Le fou commença par leur crier de toutes ses forces de l’attendre, car l’envie lui était venue de monter sur la barque. Mais c’est bien en vain qu’il prodigue ses cris et ses hurlements, car il était une marchandise que l’on n’embarque pas volontiers. La barque file sur l’eau, aussi rapide que l’hirondelle qui fend l’air. Roland presse son cheval, le frappe, le serre, et comme une catapulte, le pousse à la mer.

Force est enfin au cheval d’entrer dans l’eau. En vain la pauvre bête veut reculer ; en vain il résiste de toutes ses forces ; il y entre jusqu’aux genoux, puis jusqu’au ventre, jusqu’à la croupe ; bientôt on ne voit plus que sa tête qui dépasse à peine la vague.

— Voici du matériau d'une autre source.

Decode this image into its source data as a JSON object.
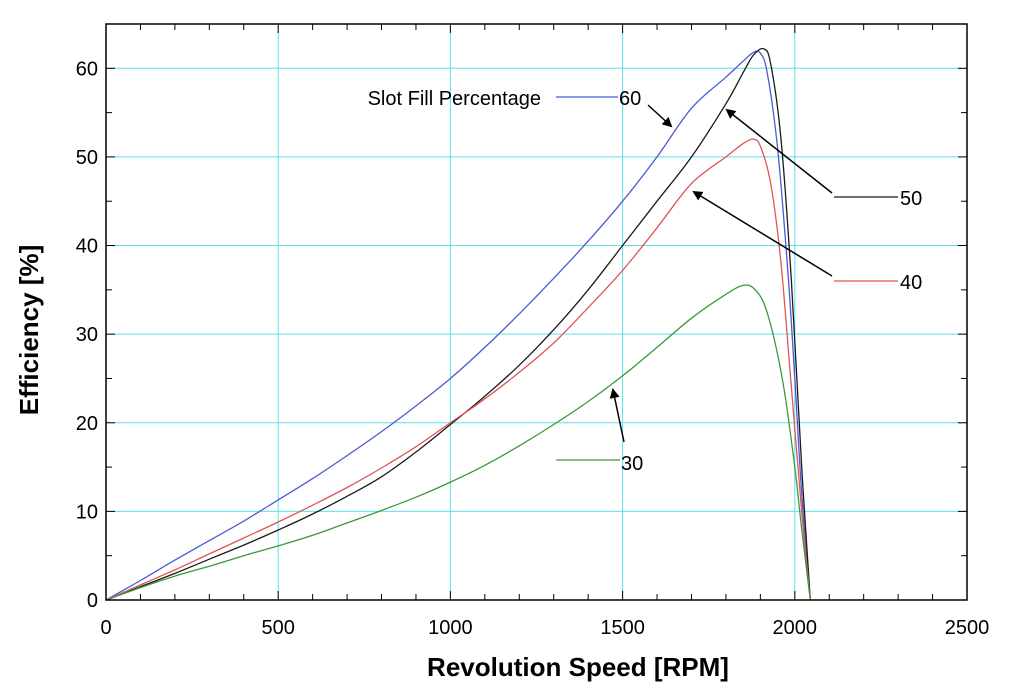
{
  "chart_data": {
    "type": "line",
    "title": "",
    "xlabel": "Revolution Speed  [RPM]",
    "ylabel": "Efficiency [%]",
    "xlim": [
      0,
      2500
    ],
    "ylim": [
      0,
      65
    ],
    "xticks": [
      0,
      500,
      1000,
      1500,
      2000,
      2500
    ],
    "yticks": [
      0,
      10,
      20,
      30,
      40,
      50,
      60
    ],
    "xtick_labels": [
      "0",
      "500",
      "1000",
      "1500",
      "2000",
      "2500"
    ],
    "ytick_labels": [
      "0",
      "10",
      "20",
      "30",
      "40",
      "50",
      "60"
    ],
    "grid": true,
    "grid_color": "#5ee0ea",
    "legend_title": "Slot Fill Percentage",
    "series": [
      {
        "name": "60",
        "color": "#4a5ad8",
        "x": [
          0,
          100,
          200,
          300,
          400,
          500,
          600,
          700,
          800,
          900,
          1000,
          1100,
          1200,
          1300,
          1400,
          1500,
          1600,
          1700,
          1800,
          1850,
          1880,
          1900,
          1920,
          1950,
          1980,
          2000,
          2020,
          2045
        ],
        "y": [
          0,
          2.2,
          4.5,
          6.7,
          8.9,
          11.3,
          13.7,
          16.3,
          19,
          21.9,
          25,
          28.5,
          32.3,
          36.3,
          40.5,
          45,
          50,
          55.5,
          59,
          60.8,
          61.8,
          61.7,
          59.5,
          51,
          37,
          25,
          12,
          0
        ]
      },
      {
        "name": "50",
        "color": "#1a1a1a",
        "x": [
          0,
          100,
          200,
          300,
          400,
          500,
          600,
          700,
          800,
          900,
          1000,
          1100,
          1200,
          1300,
          1400,
          1500,
          1600,
          1700,
          1800,
          1850,
          1880,
          1910,
          1930,
          1960,
          1990,
          2020,
          2045
        ],
        "y": [
          0,
          1.5,
          3,
          4.6,
          6.2,
          7.9,
          9.7,
          11.7,
          13.9,
          16.7,
          19.8,
          23,
          26.5,
          30.5,
          35,
          40,
          45,
          50,
          56,
          59.5,
          61.5,
          62.2,
          60.5,
          52,
          36,
          15,
          0
        ]
      },
      {
        "name": "40",
        "color": "#e05555",
        "x": [
          0,
          100,
          200,
          300,
          400,
          500,
          600,
          700,
          800,
          900,
          1000,
          1100,
          1200,
          1300,
          1400,
          1500,
          1600,
          1700,
          1800,
          1850,
          1880,
          1900,
          1930,
          1960,
          1990,
          2020,
          2045
        ],
        "y": [
          0,
          1.7,
          3.4,
          5.2,
          7,
          8.8,
          10.7,
          12.7,
          14.9,
          17.3,
          20,
          22.7,
          25.7,
          29,
          33,
          37.2,
          42,
          47,
          50,
          51.5,
          52,
          51.2,
          47,
          38,
          24,
          10,
          0
        ]
      },
      {
        "name": "30",
        "color": "#3a9a3a",
        "x": [
          0,
          100,
          200,
          300,
          400,
          500,
          600,
          700,
          800,
          900,
          1000,
          1100,
          1200,
          1300,
          1400,
          1500,
          1600,
          1700,
          1800,
          1850,
          1880,
          1910,
          1940,
          1970,
          2000,
          2020,
          2045
        ],
        "y": [
          0,
          1.4,
          2.7,
          3.8,
          5,
          6.1,
          7.3,
          8.7,
          10.1,
          11.6,
          13.3,
          15.2,
          17.4,
          19.8,
          22.4,
          25.3,
          28.5,
          31.8,
          34.5,
          35.5,
          35.2,
          33.5,
          29.5,
          23.5,
          15,
          8,
          0
        ]
      }
    ],
    "annotations": [
      {
        "label": "Slot Fill Percentage"
      },
      {
        "label": "60"
      },
      {
        "label": "50"
      },
      {
        "label": "40"
      },
      {
        "label": "30"
      }
    ]
  }
}
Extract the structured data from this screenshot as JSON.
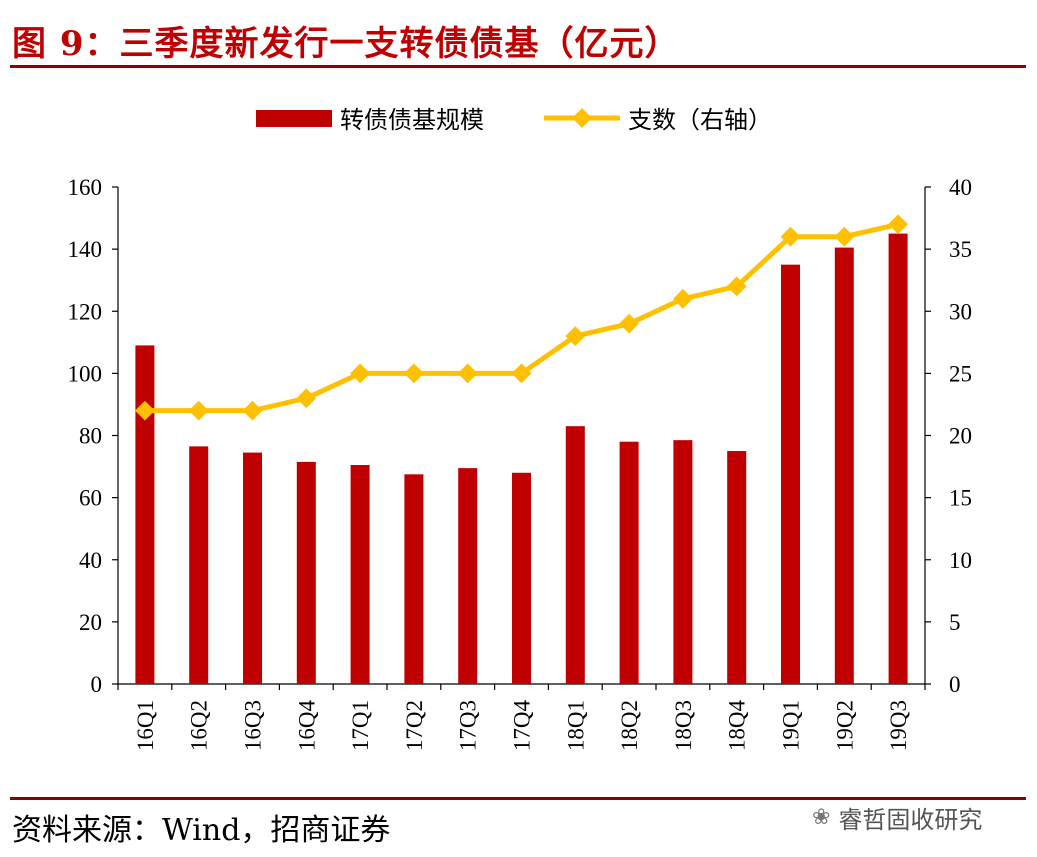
{
  "title": "图 9：三季度新发行一支转债债基（亿元）",
  "source": "资料来源：Wind，招商证券",
  "watermark": "睿哲固收研究",
  "watermark_icon": "wechat-icon",
  "colors": {
    "bar": "#c00000",
    "line": "#ffc000",
    "title": "#c00000",
    "rule": "#8b0000"
  },
  "chart_data": {
    "type": "bar",
    "title": "三季度新发行一支转债债基（亿元）",
    "categories": [
      "16Q1",
      "16Q2",
      "16Q3",
      "16Q4",
      "17Q1",
      "17Q2",
      "17Q3",
      "17Q4",
      "18Q1",
      "18Q2",
      "18Q3",
      "18Q4",
      "19Q1",
      "19Q2",
      "19Q3"
    ],
    "series": [
      {
        "name": "转债债基规模",
        "type": "bar",
        "axis": "left",
        "values": [
          109,
          76.5,
          74.5,
          71.5,
          70.5,
          67.5,
          69.5,
          68,
          83,
          78,
          78.5,
          75,
          135,
          140.5,
          145
        ]
      },
      {
        "name": "支数（右轴）",
        "type": "line",
        "axis": "right",
        "values": [
          22,
          22,
          22,
          23,
          25,
          25,
          25,
          25,
          28,
          29,
          31,
          32,
          36,
          36,
          37
        ]
      }
    ],
    "ylim": [
      0,
      160
    ],
    "yticks": [
      "0",
      "20",
      "40",
      "60",
      "80",
      "100",
      "120",
      "140",
      "160"
    ],
    "y2lim": [
      0,
      40
    ],
    "y2ticks": [
      "0",
      "5",
      "10",
      "15",
      "20",
      "25",
      "30",
      "35",
      "40"
    ],
    "legend_position": "top-center",
    "grid": false
  }
}
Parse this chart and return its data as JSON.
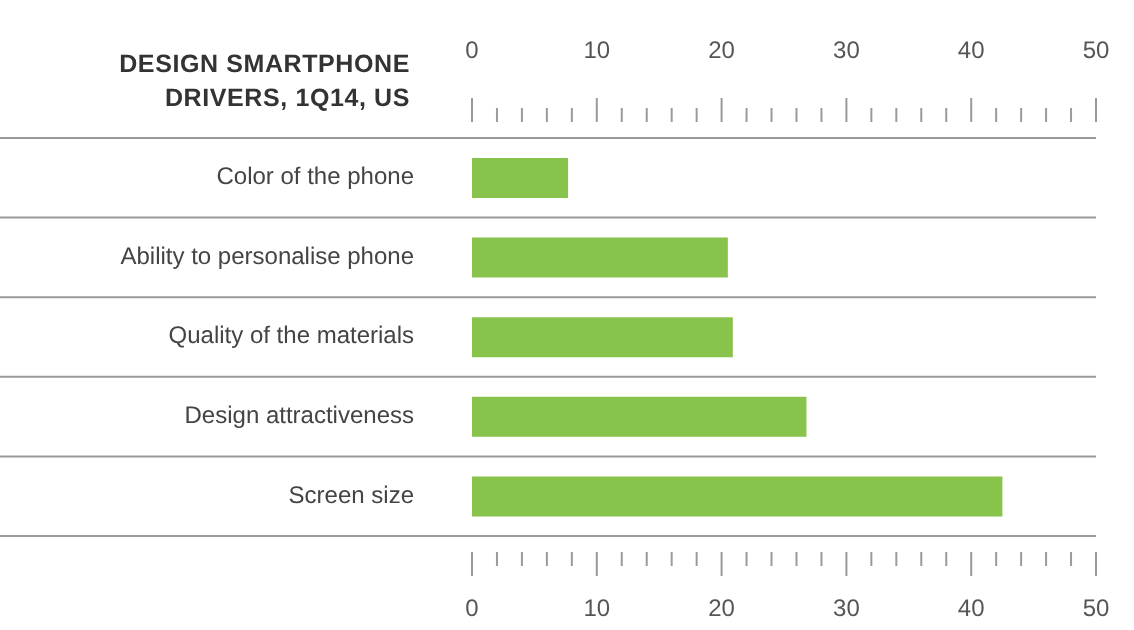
{
  "chart_data": {
    "type": "bar",
    "orientation": "horizontal",
    "title": "DESIGN SMARTPHONE\nDRIVERS, 1Q14, US",
    "categories": [
      "Color of the phone",
      "Ability to personalise phone",
      "Quality of the materials",
      "Design attractiveness",
      "Screen size"
    ],
    "values": [
      7.7,
      20.5,
      20.9,
      26.8,
      42.5
    ],
    "color": "#88c34c",
    "xlim": [
      0,
      50
    ],
    "xticks": [
      0,
      {
        "value": 2,
        "label": null
      },
      {
        "value": 4,
        "label": null
      },
      {
        "value": 6,
        "label": null
      },
      {
        "value": 8,
        "label": null
      },
      10,
      {
        "value": 12,
        "label": null
      },
      {
        "value": 14,
        "label": null
      },
      {
        "value": 16,
        "label": null
      },
      {
        "value": 18,
        "label": null
      },
      20,
      {
        "value": 22,
        "label": null
      },
      {
        "value": 24,
        "label": null
      },
      {
        "value": 26,
        "label": null
      },
      {
        "value": 28,
        "label": null
      },
      30,
      {
        "value": 32,
        "label": null
      },
      {
        "value": 34,
        "label": null
      },
      {
        "value": 36,
        "label": null
      },
      {
        "value": 38,
        "label": null
      },
      40,
      {
        "value": 42,
        "label": null
      },
      {
        "value": 44,
        "label": null
      },
      {
        "value": 46,
        "label": null
      },
      {
        "value": 48,
        "label": null
      },
      50
    ],
    "x2lim": [
      0,
      50
    ],
    "x2ticks": [
      0,
      {
        "value": 2,
        "label": null
      },
      {
        "value": 4,
        "label": null
      },
      {
        "value": 6,
        "label": null
      },
      {
        "value": 8,
        "label": null
      },
      10,
      {
        "value": 12,
        "label": null
      },
      {
        "value": 14,
        "label": null
      },
      {
        "value": 16,
        "label": null
      },
      {
        "value": 18,
        "label": null
      },
      20,
      {
        "value": 22,
        "label": null
      },
      {
        "value": 24,
        "label": null
      },
      {
        "value": 26,
        "label": null
      },
      {
        "value": 28,
        "label": null
      },
      30,
      {
        "value": 32,
        "label": null
      },
      {
        "value": 34,
        "label": null
      },
      {
        "value": 36,
        "label": null
      },
      {
        "value": 38,
        "label": null
      },
      40,
      {
        "value": 42,
        "label": null
      },
      {
        "value": 44,
        "label": null
      },
      {
        "value": 46,
        "label": null
      },
      {
        "value": 48,
        "label": null
      },
      50
    ],
    "grid": "y"
  }
}
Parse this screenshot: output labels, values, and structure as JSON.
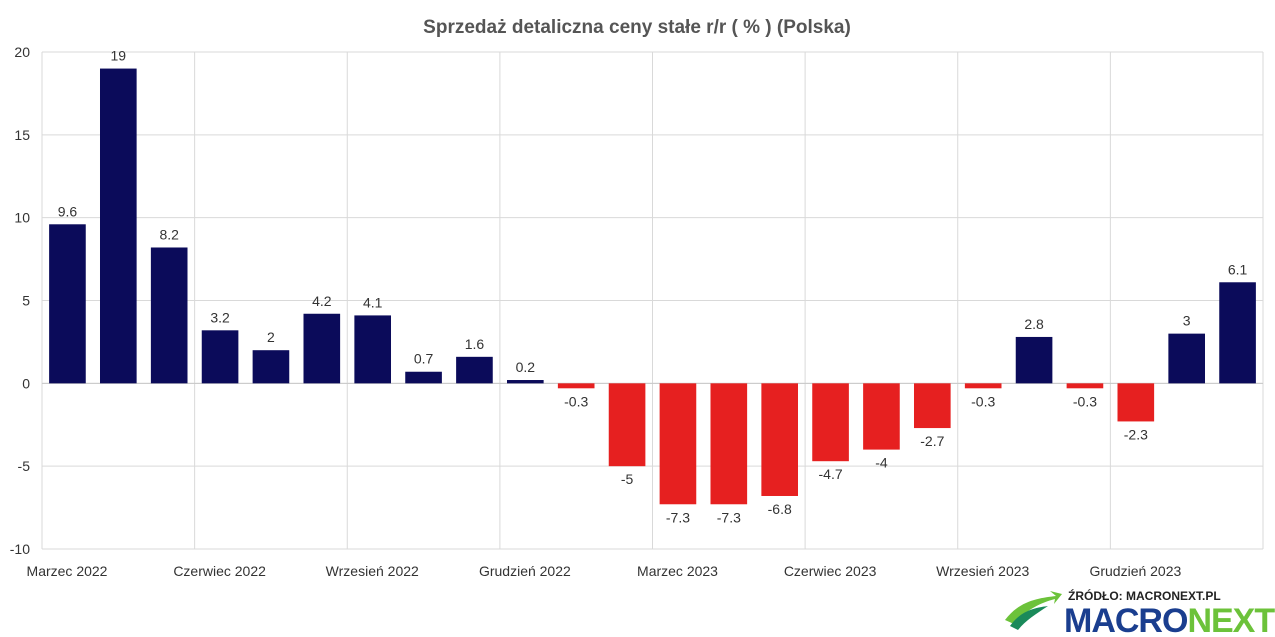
{
  "chart_data": {
    "type": "bar",
    "title": "Sprzedaż detaliczna ceny stałe r/r ( % ) (Polska)",
    "xlabel": "",
    "ylabel": "",
    "ylim": [
      -10,
      20
    ],
    "yticks": [
      -10,
      -5,
      0,
      5,
      10,
      15,
      20
    ],
    "grid": true,
    "legend": "none",
    "categories": [
      "2022-03",
      "2022-04",
      "2022-05",
      "2022-06",
      "2022-07",
      "2022-08",
      "2022-09",
      "2022-10",
      "2022-11",
      "2022-12",
      "2023-01",
      "2023-02",
      "2023-03",
      "2023-04",
      "2023-05",
      "2023-06",
      "2023-07",
      "2023-08",
      "2023-09",
      "2023-10",
      "2023-11",
      "2023-12",
      "2024-01",
      "2024-02"
    ],
    "values": [
      9.6,
      19,
      8.2,
      3.2,
      2,
      4.2,
      4.1,
      0.7,
      1.6,
      0.2,
      -0.3,
      -5,
      -7.3,
      -7.3,
      -6.8,
      -4.7,
      -4,
      -2.7,
      -0.3,
      2.8,
      -0.3,
      -2.3,
      3,
      6.1
    ],
    "value_labels": [
      "9.6",
      "19",
      "8.2",
      "3.2",
      "2",
      "4.2",
      "4.1",
      "0.7",
      "1.6",
      "0.2",
      "-0.3",
      "-5",
      "-7.3",
      "-7.3",
      "-6.8",
      "-4.7",
      "-4",
      "-2.7",
      "-0.3",
      "2.8",
      "-0.3",
      "-2.3",
      "3",
      "6.1"
    ],
    "x_tick_labels": [
      {
        "index": 0,
        "label": "Marzec 2022"
      },
      {
        "index": 3,
        "label": "Czerwiec 2022"
      },
      {
        "index": 6,
        "label": "Wrzesień 2022"
      },
      {
        "index": 9,
        "label": "Grudzień 2022"
      },
      {
        "index": 12,
        "label": "Marzec 2023"
      },
      {
        "index": 15,
        "label": "Czerwiec 2023"
      },
      {
        "index": 18,
        "label": "Wrzesień 2023"
      },
      {
        "index": 21,
        "label": "Grudzień 2023"
      }
    ],
    "colors": {
      "positive": "#0b0b5a",
      "negative": "#e62020"
    }
  },
  "source": {
    "text": "ŹRÓDŁO: MACRONEXT.PL",
    "brand_part1": "MACRO",
    "brand_part2": "NEXT"
  }
}
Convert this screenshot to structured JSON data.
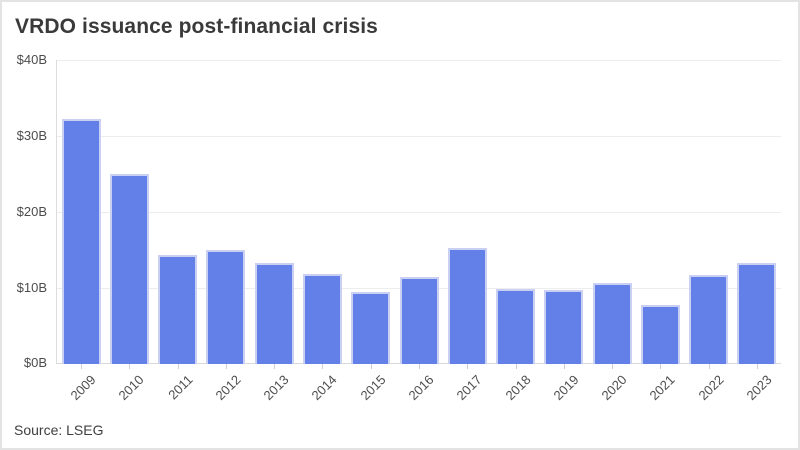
{
  "chart_data": {
    "type": "bar",
    "title": "VRDO issuance post-financial crisis",
    "categories": [
      "2009",
      "2010",
      "2011",
      "2012",
      "2013",
      "2014",
      "2015",
      "2016",
      "2017",
      "2018",
      "2019",
      "2020",
      "2021",
      "2022",
      "2023"
    ],
    "values": [
      32.3,
      25.0,
      14.4,
      15.0,
      13.3,
      11.8,
      9.5,
      11.5,
      15.3,
      9.9,
      9.8,
      10.7,
      7.7,
      11.7,
      13.3
    ],
    "xlabel": "",
    "ylabel": "",
    "ylim": [
      0,
      40
    ],
    "yticks": [
      0,
      10,
      20,
      30,
      40
    ],
    "ytick_labels": [
      "$0B",
      "$10B",
      "$20B",
      "$30B",
      "$40B"
    ],
    "grid": true,
    "legend": "none",
    "bar_color": "#6280e8",
    "bar_border_color": "#c9d0f4"
  },
  "footer": {
    "source": "Source: LSEG"
  }
}
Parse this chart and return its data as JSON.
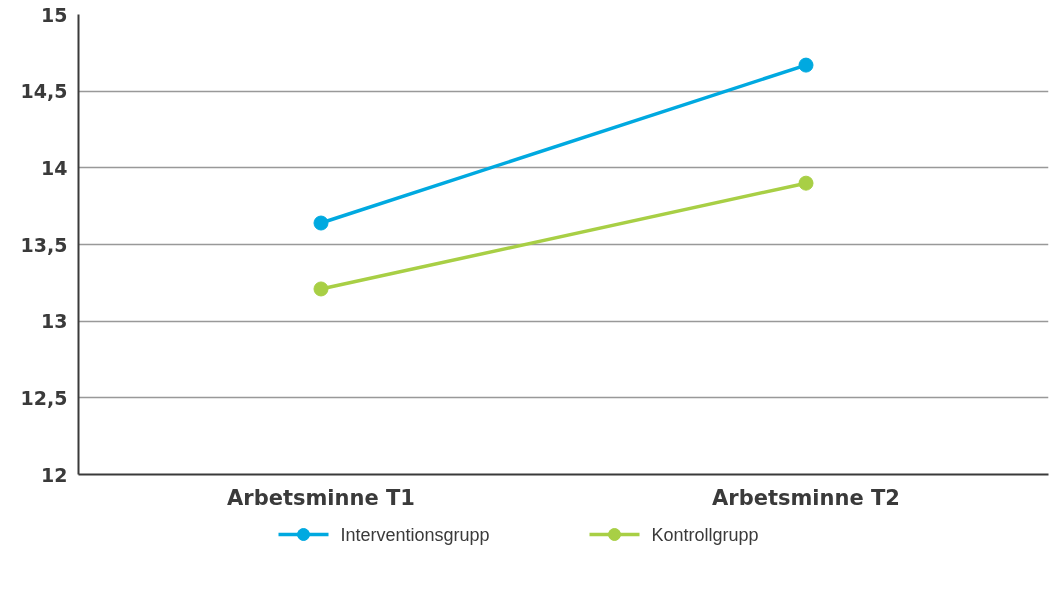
{
  "chart_data": {
    "type": "line",
    "categories": [
      "Arbetsminne T1",
      "Arbetsminne T2"
    ],
    "series": [
      {
        "name": "Interventionsgrupp",
        "color": "#00a9e0",
        "values": [
          13.64,
          14.67
        ]
      },
      {
        "name": "Kontrollgrupp",
        "color": "#a8cf45",
        "values": [
          13.21,
          13.9
        ]
      }
    ],
    "ylim": [
      12,
      15
    ],
    "yticks": [
      12,
      {
        "value": 12.5,
        "label": "12,5"
      },
      13,
      {
        "value": 13.5,
        "label": "13,5"
      },
      14,
      {
        "value": 14.5,
        "label": "14,5"
      },
      15
    ],
    "grid": "y",
    "legend": "bottom",
    "marker": "circle",
    "line_style": "solid"
  }
}
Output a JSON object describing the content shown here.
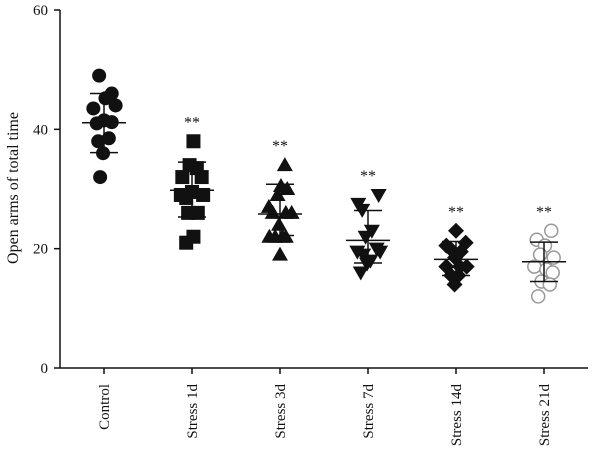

Il n’a plus espoir de revenir en arrière, et les coups de houssine lui pleuvent entre les oreilles. Le malheureux ! il faut qu’il se noie, ou qu’il traverse le détroit jusqu’à la rive africaine.

Roland n’aperçoit plus ni la poupe ni la proue du bateau qui lui avait fait quitter le rivage pour se jeter dans la mer. Il a fui dans le lointain, et les flots mobiles le cachent aux regards. Roland pousse toujours son destrier à travers l’onde, résolu à passer de l’autre côté de la mer. Le destrier, plein d’eau et vide d’âme, cesse de vivre et de nager.

Il va droit au fond et il aurait entraîné son cavalier avec lui, si Roland ne s’était soutenu sur l’eau par la seule force de ses bras. Il se démène des jambes et des mains, et rejette, en soufflant, l’eau bien loin de sa figure. L’air était suave et la mer dans tout son calme. Et ce fut fort heureux pour le paladin, car pour peu que la mer eût été mauvaise, il y aurait perdu la vie.

Mais la Fortune, qui prend soin des insensés, le fit aborder au rivage de Ceuta, sur une plage éloignée des murs de la ville de deux portées de flèche. Pendant plusieurs jours, il courut à l’aventure le long de la côte, du côté du Levant, jusqu’à ce qu’il vînt à rencontrer, se déployant sur le rivage, une armée innombrable de guerriers noirs.

Laissons le paladin mener sa vie errante ; le moment reviendra bien de parler de lui. Quant à ce qui, seigneur, arriva à Angélique après qu’elle eut échappé des mains du fou, à la façon dont elle trouva bon navire et meilleur temps pour retourner en son pays, et dont elle donna le sceptre de l’Inde à Médor, un autre le chantera peut-être sur un meilleur luth.

Pour moi, j’ai à parler de tant d’autres choses, que je ne me soucie plus de la suivre. Il faut que je reporte ma pensée vers le Tartare qui, après avoir écarté son rival, jouit en paix de cette beauté dont l’Europe ne renferme plus l’égale, depuis qu’Angélique l’a quittée et que la chaste Isabelle est montée au ciel.

Mais l’altier Mandricard ne peut jouir entièrement du bénéfice de la sentence qui lui a octroyé la possession de la belle dame, car il a sur les bras d’autres querelles. L’une lui est suscitée par le jeune Roger, auquel il ne veut pas céder le droit de porter l’aigle blanche sur ses armes ; l’autre, par le fameux roi de Séricane, qui veut lui faire rendre l’épée Durandal.

Agramant perd sa peine, ainsi que Marsile, à vouloir débrouiller cet inextricable conflit. Non seulement il ne peut parvenir à les rendre amis, mais Roger ne veut point consentir à laisser à Mandricard l’écu de l’antique Troyen, et Gradasse exige qu’on lui rende l’épée ; de sorte que l’une et l’autre querelle sont loin d’être apaisées.

Roger ne veut point qu’il se serve de son écu contre un autre adversaire que lui ; de son côté Gradasse n’entend point qu’il combatte, excepté contre lui, avec l’épée que le glorieux Roland portait d’habitude. A la fin, Agramant dit : «  — Trêve aux paroles, et voyons ce que la Fortune décidera. Celui qu’elle désignera passera le premier.